I've mentioned (regarding the episode of "You Are There: The Vote That Made Jefferson President") that Alexander Hamilton had very little use for Aaron Burr. Both were involved heavily in politics in New York City and New York State. Both were Revolutionary War veterans (which made them both look contemptuously at Thomas Jefferson - see that episode of "Cavalcade Of America" about Tarlteton's raid on Monticello) and both were proud of their titles, "General" Hamilton, and "Colonel" Burr. Both were distinguished as lawyers in the New York State Bar, and both were very interested in the leadership of the Federalist Party of New York and New England.

It has been pointed out that even physically they were alike, both being handsome, small boned men. It was like fate created them to confront each other.

They could work together. In 1800 they were two of the three lawyers (with Brockholst Livingston) who defended Levi Weeks for the murder of Giuliana Sands in 1800. They won an acquittal for Weeks. But these occasions were rare.

Hamilton did not trust Burr who was officially a Democrat-Republican, but kept jumping the political fence to build up his backing with the Federalists. In 1800 Hamilton prevented Burr from achieving the Presidency from Jefferson in that special run-off. Then, in 1804, there was an election for governor of New York, and Hamilton again prevented Burr's election.

But this time there was a small statement that Hamilton made to some leading Federalist friends about Burr and his daughter Theodosia. We are not quite sure what this was - but it seems that the statement suggested theirs was more than a father-daughter relationship. Burr heard of it, and asked Hamilton for an explanation. The latter did not give a satisfactory reply. This led to a demand for satisfaction. Hamilton complied.

It happened on July 11, 1804. Hamilton brought the same pistols his son had used three years earlier in that fatal duel. It has since been noticed they had hair triggers - we don't know if Burr knew of this, but presumably Hamilton did. In any case, Burr shot Hamilton, who seemed to be aiming in the air (Burr always denied it). Hamilton died the next day.
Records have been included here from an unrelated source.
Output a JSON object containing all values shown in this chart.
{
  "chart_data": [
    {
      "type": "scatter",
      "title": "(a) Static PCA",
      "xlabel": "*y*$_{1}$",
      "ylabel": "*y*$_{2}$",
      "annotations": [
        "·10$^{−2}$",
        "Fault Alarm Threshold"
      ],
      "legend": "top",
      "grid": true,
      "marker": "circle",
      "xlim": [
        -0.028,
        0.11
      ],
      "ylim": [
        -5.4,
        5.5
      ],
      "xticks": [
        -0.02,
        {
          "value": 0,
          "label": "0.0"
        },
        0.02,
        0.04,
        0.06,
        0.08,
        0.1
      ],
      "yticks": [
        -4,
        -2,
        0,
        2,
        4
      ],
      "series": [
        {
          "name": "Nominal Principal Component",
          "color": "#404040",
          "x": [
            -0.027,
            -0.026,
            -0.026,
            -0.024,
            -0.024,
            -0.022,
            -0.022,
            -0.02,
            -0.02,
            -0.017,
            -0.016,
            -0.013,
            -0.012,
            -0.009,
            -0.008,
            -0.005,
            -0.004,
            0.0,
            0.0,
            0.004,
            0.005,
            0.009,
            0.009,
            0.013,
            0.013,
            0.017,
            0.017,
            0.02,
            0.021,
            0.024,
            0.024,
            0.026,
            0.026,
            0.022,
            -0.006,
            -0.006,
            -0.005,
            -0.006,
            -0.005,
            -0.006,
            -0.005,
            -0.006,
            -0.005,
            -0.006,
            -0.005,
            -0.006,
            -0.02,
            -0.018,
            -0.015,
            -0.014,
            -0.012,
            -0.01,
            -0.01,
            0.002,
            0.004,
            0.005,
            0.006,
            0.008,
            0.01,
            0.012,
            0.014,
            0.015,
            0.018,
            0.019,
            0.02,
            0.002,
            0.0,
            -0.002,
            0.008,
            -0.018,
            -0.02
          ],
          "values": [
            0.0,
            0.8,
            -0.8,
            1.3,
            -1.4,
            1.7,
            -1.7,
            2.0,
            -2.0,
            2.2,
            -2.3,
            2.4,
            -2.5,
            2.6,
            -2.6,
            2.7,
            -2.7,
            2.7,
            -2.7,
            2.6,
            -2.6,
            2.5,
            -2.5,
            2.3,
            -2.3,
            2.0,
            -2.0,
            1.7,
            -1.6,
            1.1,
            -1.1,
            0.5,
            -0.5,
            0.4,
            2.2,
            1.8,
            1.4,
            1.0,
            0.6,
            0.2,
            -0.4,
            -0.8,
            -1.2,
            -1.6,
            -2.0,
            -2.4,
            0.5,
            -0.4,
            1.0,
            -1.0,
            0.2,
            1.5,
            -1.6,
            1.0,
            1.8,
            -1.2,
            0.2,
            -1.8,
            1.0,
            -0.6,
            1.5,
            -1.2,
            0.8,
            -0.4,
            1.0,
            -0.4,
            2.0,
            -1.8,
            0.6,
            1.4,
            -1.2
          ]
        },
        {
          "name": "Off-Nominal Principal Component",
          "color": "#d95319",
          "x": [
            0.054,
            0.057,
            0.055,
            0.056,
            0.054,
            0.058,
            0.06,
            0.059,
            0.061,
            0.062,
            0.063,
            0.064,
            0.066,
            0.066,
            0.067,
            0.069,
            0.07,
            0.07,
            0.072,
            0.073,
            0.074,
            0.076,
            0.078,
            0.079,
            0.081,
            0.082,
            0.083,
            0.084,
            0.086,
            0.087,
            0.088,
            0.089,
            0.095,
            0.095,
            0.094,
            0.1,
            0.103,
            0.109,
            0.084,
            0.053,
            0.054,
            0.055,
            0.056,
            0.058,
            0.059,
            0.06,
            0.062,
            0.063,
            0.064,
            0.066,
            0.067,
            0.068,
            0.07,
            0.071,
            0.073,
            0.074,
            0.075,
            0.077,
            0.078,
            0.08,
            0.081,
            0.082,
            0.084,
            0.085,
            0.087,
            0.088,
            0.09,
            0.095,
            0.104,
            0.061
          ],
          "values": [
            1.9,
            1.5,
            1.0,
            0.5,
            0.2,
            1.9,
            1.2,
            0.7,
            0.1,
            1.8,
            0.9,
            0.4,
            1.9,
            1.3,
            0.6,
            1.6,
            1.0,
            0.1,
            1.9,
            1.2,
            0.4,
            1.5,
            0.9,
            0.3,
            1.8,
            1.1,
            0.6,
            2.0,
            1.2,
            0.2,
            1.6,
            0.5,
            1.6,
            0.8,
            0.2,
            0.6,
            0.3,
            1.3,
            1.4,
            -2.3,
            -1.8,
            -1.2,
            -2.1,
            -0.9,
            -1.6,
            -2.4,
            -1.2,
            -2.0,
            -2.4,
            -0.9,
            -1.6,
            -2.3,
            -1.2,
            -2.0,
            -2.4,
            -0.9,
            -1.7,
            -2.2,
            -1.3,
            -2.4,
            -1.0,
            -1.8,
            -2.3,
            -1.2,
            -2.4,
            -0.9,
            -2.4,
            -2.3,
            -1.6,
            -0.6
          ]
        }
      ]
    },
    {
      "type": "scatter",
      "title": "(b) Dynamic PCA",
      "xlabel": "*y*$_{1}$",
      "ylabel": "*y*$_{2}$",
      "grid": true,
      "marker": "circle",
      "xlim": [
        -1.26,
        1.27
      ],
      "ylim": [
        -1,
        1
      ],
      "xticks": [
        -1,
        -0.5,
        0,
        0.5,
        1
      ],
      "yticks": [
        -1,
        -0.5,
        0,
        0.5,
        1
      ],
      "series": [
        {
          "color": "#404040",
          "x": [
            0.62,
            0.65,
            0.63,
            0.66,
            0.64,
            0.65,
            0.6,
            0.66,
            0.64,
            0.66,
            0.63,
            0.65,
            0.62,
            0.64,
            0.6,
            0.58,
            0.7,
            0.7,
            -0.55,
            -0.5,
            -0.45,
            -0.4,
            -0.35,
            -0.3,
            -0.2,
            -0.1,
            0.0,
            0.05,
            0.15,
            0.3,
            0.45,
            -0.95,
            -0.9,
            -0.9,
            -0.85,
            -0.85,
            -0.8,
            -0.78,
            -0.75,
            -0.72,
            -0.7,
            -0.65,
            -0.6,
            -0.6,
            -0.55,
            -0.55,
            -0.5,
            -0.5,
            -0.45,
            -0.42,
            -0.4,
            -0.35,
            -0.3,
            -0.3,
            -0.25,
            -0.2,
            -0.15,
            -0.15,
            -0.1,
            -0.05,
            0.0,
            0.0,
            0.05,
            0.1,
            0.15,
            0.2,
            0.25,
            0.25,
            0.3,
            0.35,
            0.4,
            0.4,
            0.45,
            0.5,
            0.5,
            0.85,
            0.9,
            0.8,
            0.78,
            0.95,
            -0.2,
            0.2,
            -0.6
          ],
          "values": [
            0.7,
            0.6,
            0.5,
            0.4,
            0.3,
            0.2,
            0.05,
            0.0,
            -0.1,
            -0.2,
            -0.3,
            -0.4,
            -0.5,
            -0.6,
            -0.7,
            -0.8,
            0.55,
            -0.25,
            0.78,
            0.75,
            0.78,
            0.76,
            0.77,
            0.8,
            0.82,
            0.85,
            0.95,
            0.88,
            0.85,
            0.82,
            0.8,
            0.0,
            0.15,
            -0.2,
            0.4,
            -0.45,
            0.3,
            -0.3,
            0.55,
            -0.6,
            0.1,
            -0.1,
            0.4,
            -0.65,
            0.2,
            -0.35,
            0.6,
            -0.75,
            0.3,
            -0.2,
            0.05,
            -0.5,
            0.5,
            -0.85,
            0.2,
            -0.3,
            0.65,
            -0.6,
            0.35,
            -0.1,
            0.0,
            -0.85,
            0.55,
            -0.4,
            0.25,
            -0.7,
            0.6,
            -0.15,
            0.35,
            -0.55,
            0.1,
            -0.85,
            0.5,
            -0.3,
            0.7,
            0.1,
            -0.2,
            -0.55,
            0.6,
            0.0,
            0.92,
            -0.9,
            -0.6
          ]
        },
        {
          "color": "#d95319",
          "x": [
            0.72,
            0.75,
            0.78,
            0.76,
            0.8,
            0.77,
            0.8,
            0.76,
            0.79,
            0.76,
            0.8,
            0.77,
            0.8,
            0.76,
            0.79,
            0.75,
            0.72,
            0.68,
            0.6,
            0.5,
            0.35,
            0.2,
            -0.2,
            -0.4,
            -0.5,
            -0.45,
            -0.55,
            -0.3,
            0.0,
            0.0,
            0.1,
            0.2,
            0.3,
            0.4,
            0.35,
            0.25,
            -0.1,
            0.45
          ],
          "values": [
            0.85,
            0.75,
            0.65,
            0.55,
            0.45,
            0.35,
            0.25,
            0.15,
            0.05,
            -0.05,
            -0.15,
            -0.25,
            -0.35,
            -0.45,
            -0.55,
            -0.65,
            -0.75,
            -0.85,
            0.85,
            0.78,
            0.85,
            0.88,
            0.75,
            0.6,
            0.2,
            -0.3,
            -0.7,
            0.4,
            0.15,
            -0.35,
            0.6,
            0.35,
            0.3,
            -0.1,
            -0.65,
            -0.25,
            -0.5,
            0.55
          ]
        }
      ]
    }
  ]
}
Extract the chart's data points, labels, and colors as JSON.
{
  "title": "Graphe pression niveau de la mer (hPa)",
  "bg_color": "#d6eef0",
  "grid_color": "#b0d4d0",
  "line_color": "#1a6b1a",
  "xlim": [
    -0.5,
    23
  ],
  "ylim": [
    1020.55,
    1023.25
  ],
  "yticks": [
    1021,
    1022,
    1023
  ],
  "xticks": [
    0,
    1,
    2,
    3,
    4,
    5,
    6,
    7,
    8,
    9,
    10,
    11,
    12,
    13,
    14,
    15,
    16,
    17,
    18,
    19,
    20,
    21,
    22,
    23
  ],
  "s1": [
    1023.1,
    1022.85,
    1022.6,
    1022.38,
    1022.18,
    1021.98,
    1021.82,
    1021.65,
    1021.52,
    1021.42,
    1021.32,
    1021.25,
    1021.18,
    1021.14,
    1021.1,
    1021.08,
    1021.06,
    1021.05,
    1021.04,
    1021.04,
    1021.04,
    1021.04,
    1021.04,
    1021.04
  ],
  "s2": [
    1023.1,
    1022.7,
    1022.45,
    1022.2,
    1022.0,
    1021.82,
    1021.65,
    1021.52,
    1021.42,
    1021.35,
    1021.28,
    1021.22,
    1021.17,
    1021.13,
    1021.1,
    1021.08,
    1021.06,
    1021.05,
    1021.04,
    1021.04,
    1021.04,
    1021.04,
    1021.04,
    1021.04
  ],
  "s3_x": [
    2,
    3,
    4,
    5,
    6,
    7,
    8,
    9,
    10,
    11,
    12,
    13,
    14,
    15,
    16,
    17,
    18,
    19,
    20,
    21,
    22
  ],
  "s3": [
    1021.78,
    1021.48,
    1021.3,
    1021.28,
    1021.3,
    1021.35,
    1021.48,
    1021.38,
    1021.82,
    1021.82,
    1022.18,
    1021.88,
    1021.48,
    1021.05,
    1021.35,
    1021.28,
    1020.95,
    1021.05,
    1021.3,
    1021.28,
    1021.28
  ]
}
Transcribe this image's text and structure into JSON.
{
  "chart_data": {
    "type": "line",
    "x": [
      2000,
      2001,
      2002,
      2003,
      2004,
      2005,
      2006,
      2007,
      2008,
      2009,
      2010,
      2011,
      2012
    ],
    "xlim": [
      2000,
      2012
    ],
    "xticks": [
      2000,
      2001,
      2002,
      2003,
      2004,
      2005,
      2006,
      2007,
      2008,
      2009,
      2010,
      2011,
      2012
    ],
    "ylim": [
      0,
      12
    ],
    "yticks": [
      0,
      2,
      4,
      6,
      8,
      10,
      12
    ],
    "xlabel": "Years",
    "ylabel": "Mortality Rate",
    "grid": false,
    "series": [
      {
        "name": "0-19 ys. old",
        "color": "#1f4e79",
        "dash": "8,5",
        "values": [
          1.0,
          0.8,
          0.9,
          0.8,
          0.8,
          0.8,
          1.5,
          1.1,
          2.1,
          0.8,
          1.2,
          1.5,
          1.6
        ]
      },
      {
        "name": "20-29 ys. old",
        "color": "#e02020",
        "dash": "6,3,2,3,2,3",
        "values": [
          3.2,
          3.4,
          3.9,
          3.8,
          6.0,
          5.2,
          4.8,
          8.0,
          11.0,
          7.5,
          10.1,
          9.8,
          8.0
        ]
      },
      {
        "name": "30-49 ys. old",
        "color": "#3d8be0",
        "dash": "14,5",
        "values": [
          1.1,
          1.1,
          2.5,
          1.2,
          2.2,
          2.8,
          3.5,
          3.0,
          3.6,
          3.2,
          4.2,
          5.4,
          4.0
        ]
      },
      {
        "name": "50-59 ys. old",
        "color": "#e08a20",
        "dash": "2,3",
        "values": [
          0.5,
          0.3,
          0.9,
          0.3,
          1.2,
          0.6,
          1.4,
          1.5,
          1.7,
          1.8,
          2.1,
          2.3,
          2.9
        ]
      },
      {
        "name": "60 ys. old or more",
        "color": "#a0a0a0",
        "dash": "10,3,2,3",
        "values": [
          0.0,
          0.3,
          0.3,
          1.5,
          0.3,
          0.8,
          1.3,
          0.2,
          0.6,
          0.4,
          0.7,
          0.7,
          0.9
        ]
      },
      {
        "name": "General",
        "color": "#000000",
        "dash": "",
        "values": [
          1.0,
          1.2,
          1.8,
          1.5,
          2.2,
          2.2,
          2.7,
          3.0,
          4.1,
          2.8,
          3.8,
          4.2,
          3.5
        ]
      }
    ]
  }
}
Burr's was charged (but never tried) for murder in New York and New Jersey. He left to go west (and to create his conspiracy with James Wilkinson - see the John Marshall episode on "Profiles in Courage"). Jefferson was happy to see that one bullet end two enemies careers, until he found Burr capable of creating trouble out west and of beating a treason charge. Hamilton became the first political figure who was a "martyr" as he was cut down before his time. We have since seen other figures in our own lifetimes similarly treated.